DONGALA Emmanuel – Les petits garçons naissent aussi des étoiles

Pour Destinée

Le Serpent à plumes, 1998

35584007L’histoire la République du Congo (Congo-Brazzaville) entre 1980 et 1996, racontée à travers le regard d’un petit garçon, Matapari. 

 Matapari naît 48 heures après ses deux frères le jour du vingtième anniversaire de l’indépendance de la République du Congo. Cet enfant, qui au lieu d’être un des triplés fabrique une paire de jumeaux + lui, va nous raconter sa petite histoire qui bien évidemment croise la grande. Matapari n’est pas encore à l’âge des indignations (sélectives ou non), des jugements ou des analyses. Il veut d’abord comprendre alors il regarde, il interroge, il enregistre et il réfléchit.  La parole de l’enfant est précieuse car elle est brute. C’est sous l’innocence et la curiosité de Matapari qu’on voit se dessiner les fluctuations de la vie politique du Congo.

Son histoire s’étend de 1980 à 1996, le pays connait la présidence de Denis Sassou Nguesso, remplacé en 1992 par Pascal Lissouba. D. Sassou Nguesso reprendra cependant le pouvoir à l’issue d’une guerre civile terriblement meurtrière en 1997 où sévissent entre autres des anciens tueurs du génocide Rwandais (les Cobras) et l’armée angolaise (les Ninjas). Emmanuel Dongala quitte le Congo et Matapari se tait. C’est une autre histoire, ce sont d’autres romans.

À travers Matapari s’entendent les multiples voix du peuple Congolais. Le grand-père, profondément attaché à la laïcité et à la liberté, évoque ses souvenirs de la colonisation et sa lutte en faveur de l’indépendance. L’oncle carriériste qui s’élève au statut de numéro 2 du parti veut aller sensibiliser les pygmées au léninisme mais change d’idéologie dès que le gouvernement est renversé. Le père, professeur passionné de sciences, adepte de la zététique notamment en matière de religion et de politique, qui va s’investir pour défendre l’instauration d’un régime démocratique. La mère, spirituelle et combative, qui tient tout ce petit monde à bout de bras. Une population brimbalée entre le souvenir des colons blancs remplacés par des militaires hargneux remplacés par un régime communiste totalitaire remplacé par une soi-disant démocratie. Le tout dirigé et servi par les mêmes bonshommes qui n’ont que pris la peine de changer de veste. Une poignée d’individus animée par l’ambition et le pouvoir pose les jalons d’un gouvernement qui refusera l’opposition, les contradicteurs, la remise en question de son pouvoir et qui s’emploiera à tenter d’étouffer son peuple.

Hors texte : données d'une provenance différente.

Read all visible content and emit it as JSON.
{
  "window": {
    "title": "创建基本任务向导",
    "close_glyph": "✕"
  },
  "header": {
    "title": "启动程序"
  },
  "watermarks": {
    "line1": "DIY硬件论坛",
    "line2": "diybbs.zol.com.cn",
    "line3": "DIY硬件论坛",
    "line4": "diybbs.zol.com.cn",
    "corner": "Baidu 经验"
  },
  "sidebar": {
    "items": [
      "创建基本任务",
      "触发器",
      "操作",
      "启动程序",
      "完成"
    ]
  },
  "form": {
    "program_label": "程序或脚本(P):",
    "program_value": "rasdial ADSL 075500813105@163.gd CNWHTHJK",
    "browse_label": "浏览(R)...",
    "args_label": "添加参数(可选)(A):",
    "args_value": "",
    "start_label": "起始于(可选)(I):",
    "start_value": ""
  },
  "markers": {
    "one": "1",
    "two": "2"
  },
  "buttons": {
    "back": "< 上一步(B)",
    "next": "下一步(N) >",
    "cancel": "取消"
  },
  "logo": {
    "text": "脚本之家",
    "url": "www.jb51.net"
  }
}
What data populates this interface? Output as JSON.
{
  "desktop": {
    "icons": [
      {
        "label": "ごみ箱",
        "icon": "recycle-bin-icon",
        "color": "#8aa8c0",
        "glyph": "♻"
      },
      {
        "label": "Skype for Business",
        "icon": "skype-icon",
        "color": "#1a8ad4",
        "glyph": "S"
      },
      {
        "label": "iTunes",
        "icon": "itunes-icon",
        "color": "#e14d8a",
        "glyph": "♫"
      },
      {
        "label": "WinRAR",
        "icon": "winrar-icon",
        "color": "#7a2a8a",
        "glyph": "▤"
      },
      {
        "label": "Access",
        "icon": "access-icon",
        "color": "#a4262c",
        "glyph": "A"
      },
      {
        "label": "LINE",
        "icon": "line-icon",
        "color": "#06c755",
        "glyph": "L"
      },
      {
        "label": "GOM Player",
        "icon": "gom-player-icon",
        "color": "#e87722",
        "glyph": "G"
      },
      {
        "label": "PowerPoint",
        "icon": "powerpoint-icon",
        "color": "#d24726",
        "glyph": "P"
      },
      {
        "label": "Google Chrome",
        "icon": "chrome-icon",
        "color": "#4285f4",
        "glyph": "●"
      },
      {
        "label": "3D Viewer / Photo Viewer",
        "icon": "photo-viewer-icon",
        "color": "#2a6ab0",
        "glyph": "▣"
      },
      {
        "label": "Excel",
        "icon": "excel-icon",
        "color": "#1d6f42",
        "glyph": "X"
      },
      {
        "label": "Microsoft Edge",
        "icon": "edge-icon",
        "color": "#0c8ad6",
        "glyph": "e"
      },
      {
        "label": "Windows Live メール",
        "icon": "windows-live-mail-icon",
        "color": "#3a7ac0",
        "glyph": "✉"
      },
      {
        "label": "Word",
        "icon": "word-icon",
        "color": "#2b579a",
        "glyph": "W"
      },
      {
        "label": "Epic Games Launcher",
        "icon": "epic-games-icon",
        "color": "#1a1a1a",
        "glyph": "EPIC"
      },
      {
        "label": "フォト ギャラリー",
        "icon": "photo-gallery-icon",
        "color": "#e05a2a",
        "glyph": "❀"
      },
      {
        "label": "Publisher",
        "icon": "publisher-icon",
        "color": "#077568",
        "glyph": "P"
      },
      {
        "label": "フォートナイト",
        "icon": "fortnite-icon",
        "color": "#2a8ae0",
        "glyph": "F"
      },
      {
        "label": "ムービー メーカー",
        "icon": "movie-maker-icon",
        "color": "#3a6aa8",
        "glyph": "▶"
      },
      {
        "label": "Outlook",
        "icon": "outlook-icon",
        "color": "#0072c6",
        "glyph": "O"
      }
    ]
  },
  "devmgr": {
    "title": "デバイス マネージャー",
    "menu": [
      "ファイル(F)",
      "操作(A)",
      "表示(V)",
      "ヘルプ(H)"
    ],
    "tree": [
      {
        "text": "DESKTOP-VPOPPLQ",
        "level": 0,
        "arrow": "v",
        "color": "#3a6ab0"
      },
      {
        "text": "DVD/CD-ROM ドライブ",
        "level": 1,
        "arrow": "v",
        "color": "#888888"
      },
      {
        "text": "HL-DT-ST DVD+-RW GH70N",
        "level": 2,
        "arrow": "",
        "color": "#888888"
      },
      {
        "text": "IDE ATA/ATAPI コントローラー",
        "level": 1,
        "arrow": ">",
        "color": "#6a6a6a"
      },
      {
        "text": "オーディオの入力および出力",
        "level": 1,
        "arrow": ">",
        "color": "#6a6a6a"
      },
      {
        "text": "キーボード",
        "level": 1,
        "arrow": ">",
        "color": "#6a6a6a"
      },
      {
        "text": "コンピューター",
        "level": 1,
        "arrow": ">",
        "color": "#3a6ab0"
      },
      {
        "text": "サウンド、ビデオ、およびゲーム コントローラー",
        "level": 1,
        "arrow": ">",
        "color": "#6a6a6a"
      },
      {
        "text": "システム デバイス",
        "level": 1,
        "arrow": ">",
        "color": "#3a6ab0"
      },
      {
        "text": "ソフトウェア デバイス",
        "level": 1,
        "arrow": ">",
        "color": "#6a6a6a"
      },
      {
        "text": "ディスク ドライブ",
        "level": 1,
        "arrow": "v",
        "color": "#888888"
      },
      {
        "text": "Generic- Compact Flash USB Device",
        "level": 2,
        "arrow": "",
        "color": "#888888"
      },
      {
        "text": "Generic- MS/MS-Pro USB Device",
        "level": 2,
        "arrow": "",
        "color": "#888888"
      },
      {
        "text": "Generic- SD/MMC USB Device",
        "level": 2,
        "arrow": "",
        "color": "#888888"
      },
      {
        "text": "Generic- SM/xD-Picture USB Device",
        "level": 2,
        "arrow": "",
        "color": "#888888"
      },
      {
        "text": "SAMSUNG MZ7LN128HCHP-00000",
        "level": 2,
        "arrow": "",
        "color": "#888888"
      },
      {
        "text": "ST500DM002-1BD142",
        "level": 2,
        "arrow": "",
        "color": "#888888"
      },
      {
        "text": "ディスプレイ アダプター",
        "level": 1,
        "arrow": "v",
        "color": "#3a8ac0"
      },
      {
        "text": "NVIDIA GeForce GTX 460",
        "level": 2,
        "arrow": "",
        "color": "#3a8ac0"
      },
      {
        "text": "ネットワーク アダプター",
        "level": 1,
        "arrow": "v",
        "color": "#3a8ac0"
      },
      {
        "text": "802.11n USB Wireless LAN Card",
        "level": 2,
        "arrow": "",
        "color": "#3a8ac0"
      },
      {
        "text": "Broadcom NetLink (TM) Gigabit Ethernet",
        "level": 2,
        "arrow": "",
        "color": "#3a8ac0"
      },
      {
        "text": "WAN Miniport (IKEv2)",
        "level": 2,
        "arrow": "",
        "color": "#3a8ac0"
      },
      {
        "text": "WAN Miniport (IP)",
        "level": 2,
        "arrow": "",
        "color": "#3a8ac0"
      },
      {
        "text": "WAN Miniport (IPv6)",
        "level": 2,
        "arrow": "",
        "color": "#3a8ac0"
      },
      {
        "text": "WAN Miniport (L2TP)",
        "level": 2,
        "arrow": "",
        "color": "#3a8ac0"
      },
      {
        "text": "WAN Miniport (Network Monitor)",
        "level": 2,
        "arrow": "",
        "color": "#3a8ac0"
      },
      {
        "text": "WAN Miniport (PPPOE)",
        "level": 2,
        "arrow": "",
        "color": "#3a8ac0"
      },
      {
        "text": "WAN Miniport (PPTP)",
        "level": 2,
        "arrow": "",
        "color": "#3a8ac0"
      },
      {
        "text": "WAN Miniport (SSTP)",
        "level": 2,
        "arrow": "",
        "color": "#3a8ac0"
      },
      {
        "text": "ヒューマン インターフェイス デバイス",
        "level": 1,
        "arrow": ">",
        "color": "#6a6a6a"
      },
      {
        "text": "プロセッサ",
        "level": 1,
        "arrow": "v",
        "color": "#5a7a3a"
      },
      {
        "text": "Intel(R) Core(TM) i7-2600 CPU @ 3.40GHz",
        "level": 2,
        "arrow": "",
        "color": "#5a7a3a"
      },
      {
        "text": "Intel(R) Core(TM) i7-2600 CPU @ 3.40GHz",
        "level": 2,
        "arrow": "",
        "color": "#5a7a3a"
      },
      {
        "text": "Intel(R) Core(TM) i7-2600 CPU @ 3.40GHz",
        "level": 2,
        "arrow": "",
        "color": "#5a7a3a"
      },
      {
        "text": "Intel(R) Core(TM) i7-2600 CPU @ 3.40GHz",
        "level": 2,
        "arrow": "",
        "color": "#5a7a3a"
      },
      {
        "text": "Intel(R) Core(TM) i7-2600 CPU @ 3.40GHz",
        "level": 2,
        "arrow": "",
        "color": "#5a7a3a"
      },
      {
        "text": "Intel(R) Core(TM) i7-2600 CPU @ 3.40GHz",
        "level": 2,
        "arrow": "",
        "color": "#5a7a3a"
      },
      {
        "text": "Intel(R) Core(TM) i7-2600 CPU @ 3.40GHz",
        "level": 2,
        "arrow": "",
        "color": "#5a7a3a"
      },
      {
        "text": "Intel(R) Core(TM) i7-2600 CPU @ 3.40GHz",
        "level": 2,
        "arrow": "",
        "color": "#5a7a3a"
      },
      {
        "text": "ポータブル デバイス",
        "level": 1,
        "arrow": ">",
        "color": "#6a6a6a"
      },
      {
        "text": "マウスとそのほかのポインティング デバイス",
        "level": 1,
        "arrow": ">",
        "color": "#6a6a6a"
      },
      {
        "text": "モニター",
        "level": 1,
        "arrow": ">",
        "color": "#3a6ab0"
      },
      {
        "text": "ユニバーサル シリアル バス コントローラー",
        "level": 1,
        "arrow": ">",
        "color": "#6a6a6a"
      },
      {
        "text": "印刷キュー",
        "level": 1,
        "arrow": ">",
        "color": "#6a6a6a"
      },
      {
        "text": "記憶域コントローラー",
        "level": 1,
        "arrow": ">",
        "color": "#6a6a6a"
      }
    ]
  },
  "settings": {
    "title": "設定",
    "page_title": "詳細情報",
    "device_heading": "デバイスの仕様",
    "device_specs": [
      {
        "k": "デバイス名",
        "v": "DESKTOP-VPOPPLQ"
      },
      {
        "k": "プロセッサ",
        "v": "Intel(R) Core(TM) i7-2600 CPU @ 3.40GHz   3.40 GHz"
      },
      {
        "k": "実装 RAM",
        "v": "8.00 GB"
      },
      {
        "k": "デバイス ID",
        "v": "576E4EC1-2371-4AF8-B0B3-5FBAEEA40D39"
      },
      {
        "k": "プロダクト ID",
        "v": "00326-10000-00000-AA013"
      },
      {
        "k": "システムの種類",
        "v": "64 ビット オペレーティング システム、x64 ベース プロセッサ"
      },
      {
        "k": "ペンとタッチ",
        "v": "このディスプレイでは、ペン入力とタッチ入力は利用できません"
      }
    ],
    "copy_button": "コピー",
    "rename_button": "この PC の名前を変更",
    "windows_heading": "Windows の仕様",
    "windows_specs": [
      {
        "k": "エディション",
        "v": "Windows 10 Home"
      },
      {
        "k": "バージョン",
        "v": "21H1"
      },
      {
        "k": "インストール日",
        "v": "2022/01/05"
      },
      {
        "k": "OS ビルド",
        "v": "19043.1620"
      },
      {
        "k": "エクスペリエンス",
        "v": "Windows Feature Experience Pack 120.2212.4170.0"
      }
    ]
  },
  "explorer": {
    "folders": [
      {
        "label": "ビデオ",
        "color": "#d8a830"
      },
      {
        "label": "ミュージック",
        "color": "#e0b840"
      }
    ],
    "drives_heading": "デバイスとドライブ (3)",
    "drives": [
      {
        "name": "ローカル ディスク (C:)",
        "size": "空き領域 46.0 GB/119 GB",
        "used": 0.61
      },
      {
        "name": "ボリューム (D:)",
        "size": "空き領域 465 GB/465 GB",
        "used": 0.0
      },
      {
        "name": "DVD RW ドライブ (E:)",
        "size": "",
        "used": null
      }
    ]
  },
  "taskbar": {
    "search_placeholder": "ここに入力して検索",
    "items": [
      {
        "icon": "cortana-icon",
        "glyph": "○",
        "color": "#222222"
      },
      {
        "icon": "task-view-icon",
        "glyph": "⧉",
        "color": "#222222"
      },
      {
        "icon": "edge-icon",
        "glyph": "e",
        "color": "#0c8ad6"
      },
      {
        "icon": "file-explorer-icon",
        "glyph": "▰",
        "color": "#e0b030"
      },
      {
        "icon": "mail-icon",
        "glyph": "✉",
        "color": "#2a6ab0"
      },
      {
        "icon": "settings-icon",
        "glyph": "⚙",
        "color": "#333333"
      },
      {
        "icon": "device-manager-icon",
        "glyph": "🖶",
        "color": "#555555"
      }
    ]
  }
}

Au gré de cette galerie de portraits parsemée de jolis hommages rendus à la lecture, aux rêves et à la musique, E. Dongala fait la part belle à ceux qui s’appliquent à vivre en accord avec ce qu’ils croient sans se sentir investis de la mission d’aller convaincre les autres de croire aux mêmes choses.

Et au creux de l’esprit éclairé de Matapari et de ses parents, individus épris de liberté, politisés et cultivés E. Dongala nous rappelle que l’être humain ne se tait pas si facilement.

Emmanuel Bounzeki Dongala naît en 1941 en République Centrafricaine et rejoindra très vite avec ses parent la République du Congo où il débutera ses études. Après un séjour étudiant aux États-Unis et en France, E. Dongala enseigne la chimie à Brazzaville, créé le Théâtre de l’Éclair et entame sa carrière d’écrivain. Réfugié aux États-Unis depuis 1997, il continue d’enseigner et d’écrire. Il publie entre autres les romans « Un fusil dans la main, un poème dans la poche » en 1973, « Photo de groupe au bord du fleuve » en 2010, « La Sonate à Bridgetower » en 2017 ; un recueil de nouvelles « Jazz et vin de palme » en 1982 ; et trois pièces de théâtre entre 1984 et 2006.